“There is no strategy without money,” said Juliana Wahlgren, director of the European Anti-Poverty Network. “How are we going to implement it if, funding-wise, this is not a priority?”
Poverty target slipping
The EU wants to reduce the number of people at risk of poverty or social exclusion by at least 15 million from 2019 to 2030, and eradicate it by 2050.
That target was set in 2021. But by 2025, that number had fallen by just 3.4 million, according to the draft of the strategy seen by POLITICO. Across the bloc in 2025, 20.9 percent of the population was at risk of poverty, down only marginally since 2019, when it stood at 21.1 percent.
The picture varies sharply across the bloc. Romania and Bulgaria have reduced the share of people at risk of poverty by around a third over the past decade, while some of the EU’s richest countries have moved in the opposite direction.
The Covid-19 pandemic reversed a trend of falling poverty numbers in France, Austria and Germany, among others.
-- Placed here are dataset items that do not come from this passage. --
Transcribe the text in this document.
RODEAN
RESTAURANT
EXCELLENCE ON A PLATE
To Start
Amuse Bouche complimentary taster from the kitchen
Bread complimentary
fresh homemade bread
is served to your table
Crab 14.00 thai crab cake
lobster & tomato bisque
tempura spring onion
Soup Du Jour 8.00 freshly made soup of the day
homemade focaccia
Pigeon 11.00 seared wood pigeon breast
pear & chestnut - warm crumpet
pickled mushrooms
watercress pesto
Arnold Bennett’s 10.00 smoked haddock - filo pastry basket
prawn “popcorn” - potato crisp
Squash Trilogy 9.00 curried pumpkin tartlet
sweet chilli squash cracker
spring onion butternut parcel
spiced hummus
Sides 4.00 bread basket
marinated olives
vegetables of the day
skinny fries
In those countries, the share of people at risk of poverty was higher in 2025 than it was a decade earlier. In Germany, the share rose from 17.3 percent in 2019 to 21.2 percent last year. Support for the far-right Alternative for Germany also grew significantly over that period, with the biggest jump after the 2016 migration crisis.
For people experiencing poverty, the problem is not only whether support exists, but whether they can get it.
“It’s very difficult to access some benefits because of the bureaucracy, the system itself, it is very hard to navigate,” said Ema Popovici, a person experiencing poverty and project assistant for the Bucovina Institute NGO in Romania.
The EU should engage with people experiencing poverty, Popovici said, “because they can report the reality of what’s happening. Because on paper, again it can be declared that the strategy is going very well and we have solutions and so on, but in reality it doesn’t work. So we need people going outside and speaking with people.”